On February 22, 1894, the third of Rogers's great bequests to his hometown, the Fairhaven Town Hall, was dedicated. Earlier, in 1885, Rogers had built a huge and modern (for the times) elementary school (closed, left derelict by the town) and, in 1893, a memorial to his beloved daughter, Millicent, in the form of an Italian-Renaissance palazzo that serves as the town's free public library to this day. When the Fairhaven Town Hall, a gift of Abbie Palmer (Gifford) Rogers, was dedicated, Mark Twain delivered a humorous speech to mark the occasion. Less than three months later, on May 21, 1894, Abbie Rogers died in New York following surgery for stomach cancer.

Joseph Bates

(1792–1872). Sea captain, minister, temperance advocate, and reformer. Bates was one of the co-founders of the Seventh-day Adventist Church and the theological architect of Sabbatarian Adventist theology during the 1840s and 1850s.
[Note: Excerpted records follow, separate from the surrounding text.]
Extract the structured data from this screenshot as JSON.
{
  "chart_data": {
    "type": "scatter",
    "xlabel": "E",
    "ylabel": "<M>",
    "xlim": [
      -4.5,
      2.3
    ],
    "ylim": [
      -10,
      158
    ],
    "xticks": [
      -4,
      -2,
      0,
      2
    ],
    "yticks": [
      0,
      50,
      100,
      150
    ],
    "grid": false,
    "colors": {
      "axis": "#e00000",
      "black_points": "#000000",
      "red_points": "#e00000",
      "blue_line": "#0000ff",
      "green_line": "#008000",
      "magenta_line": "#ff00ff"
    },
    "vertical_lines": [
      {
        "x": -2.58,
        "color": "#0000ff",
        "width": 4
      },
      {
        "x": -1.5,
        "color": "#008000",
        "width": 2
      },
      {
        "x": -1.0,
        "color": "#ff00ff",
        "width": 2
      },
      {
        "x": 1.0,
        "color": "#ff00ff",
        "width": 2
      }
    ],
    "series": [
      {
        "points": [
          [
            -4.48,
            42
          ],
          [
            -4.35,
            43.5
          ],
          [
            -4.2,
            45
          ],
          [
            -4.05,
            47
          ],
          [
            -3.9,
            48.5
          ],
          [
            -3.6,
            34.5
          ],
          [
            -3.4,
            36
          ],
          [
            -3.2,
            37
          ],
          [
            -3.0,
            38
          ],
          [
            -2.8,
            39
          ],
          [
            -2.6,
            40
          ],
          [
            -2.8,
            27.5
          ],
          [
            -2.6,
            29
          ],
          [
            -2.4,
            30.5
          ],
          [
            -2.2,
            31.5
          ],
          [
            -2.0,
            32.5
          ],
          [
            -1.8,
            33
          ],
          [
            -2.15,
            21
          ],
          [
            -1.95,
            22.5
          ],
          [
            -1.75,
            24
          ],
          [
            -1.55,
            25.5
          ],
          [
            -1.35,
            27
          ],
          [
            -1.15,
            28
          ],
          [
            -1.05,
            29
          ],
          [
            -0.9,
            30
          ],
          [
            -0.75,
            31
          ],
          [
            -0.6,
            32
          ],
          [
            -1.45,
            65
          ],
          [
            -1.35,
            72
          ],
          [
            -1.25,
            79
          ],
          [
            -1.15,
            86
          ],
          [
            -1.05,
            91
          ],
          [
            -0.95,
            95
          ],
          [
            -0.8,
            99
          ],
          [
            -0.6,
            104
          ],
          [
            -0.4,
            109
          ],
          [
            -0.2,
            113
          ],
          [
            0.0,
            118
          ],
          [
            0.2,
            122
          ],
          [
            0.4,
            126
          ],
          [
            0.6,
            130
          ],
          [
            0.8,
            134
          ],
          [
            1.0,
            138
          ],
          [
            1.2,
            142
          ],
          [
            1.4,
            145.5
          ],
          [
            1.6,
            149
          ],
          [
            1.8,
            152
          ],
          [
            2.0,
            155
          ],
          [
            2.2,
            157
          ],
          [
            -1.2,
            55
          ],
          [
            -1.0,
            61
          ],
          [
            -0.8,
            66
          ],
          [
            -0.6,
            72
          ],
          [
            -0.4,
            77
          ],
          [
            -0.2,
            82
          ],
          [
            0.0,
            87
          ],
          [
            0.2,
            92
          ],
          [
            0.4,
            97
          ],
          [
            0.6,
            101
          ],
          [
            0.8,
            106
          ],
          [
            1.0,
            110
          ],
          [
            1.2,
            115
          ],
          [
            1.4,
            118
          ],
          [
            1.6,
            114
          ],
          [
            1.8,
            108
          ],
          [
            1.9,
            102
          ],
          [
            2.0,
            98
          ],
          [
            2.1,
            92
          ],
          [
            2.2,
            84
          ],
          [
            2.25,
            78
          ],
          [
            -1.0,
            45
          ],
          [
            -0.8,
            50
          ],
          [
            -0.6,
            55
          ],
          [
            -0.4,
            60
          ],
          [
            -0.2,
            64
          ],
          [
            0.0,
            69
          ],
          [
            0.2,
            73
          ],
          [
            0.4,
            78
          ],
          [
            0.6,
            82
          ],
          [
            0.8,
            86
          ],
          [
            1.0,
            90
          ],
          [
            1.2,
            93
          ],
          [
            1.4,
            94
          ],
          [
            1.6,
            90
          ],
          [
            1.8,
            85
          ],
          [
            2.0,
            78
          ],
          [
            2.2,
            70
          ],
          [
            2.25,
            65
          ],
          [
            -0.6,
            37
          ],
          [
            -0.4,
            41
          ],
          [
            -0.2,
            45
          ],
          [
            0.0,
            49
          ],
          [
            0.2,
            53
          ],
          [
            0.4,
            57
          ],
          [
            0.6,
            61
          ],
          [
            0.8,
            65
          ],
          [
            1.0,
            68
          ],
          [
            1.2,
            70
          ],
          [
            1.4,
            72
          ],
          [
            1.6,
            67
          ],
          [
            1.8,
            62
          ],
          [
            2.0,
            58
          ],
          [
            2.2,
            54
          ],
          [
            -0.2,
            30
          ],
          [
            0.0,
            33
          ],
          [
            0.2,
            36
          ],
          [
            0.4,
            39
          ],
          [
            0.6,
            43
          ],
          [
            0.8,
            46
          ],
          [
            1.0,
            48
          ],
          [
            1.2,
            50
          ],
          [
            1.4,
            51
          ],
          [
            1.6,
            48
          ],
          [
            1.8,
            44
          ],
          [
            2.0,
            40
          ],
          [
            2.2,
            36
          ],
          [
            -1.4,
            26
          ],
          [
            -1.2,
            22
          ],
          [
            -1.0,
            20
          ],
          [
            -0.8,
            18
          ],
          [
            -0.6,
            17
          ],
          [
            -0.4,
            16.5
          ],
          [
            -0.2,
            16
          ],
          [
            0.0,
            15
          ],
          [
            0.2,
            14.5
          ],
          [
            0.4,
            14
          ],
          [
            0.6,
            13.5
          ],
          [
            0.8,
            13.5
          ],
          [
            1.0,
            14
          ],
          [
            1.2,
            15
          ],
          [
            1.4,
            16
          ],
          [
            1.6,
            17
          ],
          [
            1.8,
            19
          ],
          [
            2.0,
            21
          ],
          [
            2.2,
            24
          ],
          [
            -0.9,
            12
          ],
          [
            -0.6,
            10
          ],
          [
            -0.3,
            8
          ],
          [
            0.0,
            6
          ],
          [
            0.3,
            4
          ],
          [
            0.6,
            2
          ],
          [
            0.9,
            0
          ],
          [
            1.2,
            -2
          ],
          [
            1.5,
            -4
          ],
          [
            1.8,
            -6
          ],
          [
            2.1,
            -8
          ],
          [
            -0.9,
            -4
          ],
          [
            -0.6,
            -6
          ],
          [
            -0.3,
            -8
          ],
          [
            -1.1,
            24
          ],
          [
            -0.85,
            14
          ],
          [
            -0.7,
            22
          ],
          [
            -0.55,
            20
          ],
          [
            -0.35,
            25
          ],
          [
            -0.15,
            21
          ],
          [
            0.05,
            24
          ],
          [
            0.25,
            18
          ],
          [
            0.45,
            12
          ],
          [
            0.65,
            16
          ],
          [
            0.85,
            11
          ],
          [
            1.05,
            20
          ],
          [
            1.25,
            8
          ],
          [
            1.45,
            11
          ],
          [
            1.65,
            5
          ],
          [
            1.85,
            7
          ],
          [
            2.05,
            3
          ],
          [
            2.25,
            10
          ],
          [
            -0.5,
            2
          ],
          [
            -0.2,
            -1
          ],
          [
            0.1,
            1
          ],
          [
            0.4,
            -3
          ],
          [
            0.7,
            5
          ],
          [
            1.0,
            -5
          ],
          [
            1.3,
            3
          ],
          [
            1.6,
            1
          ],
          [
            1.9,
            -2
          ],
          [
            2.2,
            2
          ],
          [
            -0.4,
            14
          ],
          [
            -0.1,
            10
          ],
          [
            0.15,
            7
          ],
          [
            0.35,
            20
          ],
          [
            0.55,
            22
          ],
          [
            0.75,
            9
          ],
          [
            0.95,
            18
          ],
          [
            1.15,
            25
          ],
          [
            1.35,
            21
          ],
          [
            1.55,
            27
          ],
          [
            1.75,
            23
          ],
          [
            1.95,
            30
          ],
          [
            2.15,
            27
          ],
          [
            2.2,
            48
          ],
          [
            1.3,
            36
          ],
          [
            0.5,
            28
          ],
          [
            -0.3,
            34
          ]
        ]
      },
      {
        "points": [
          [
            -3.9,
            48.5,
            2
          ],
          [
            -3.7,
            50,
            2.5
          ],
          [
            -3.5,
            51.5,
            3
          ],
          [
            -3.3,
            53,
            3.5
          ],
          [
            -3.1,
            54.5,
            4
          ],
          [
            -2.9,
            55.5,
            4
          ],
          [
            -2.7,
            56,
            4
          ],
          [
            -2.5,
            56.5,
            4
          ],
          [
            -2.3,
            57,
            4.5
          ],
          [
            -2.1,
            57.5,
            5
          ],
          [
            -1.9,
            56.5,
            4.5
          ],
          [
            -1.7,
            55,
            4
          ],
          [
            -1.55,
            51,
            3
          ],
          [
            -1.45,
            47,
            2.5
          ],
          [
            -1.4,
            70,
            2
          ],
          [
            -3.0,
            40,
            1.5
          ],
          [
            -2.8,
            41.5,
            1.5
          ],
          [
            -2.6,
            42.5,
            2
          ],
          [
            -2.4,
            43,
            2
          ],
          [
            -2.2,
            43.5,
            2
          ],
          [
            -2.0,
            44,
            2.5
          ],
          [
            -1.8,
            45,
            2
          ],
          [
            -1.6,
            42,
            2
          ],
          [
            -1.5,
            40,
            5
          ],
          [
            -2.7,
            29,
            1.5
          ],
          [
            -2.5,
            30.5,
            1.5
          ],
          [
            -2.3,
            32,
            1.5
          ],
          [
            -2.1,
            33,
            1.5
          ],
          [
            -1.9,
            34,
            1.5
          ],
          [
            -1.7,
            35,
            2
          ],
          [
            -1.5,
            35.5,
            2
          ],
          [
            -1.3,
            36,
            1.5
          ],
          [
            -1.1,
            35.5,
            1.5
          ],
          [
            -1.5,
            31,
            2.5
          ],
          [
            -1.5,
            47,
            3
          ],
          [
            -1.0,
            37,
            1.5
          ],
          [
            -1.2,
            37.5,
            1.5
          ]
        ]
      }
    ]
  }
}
After his retirement from seafaring, he became a Christian Connexion layperson and was involved in a host of reforms, including abolitionism and the burgeoning temperance movement. He later became active during the Millerite revival and waited for Christ to come on October 22, 1844. Like others, Bates was severely disappointed when Christ did not return. By the spring of 1845, he read T.M. Preble's pamphlet and accepted the seventh day as the Sabbath. He wrote the 1846 tract The Seventh Day Sabbath, a Perpetual Sign. He later adopted the sanctuary doctrine from Hiram Edson and integrated Sabbatarian Adventist theology around the great controversy theme. Bates was a strong supporter of Ellen G. White's prophetic ministry and contributed to the publication A Word to the "Little Flock." His boyhood home is now a museum dedicated to his life and work, operated by Adventist Heritage Ministries. The address is 191 Main Street. The museum is open, and tours are given, during the spring and summer.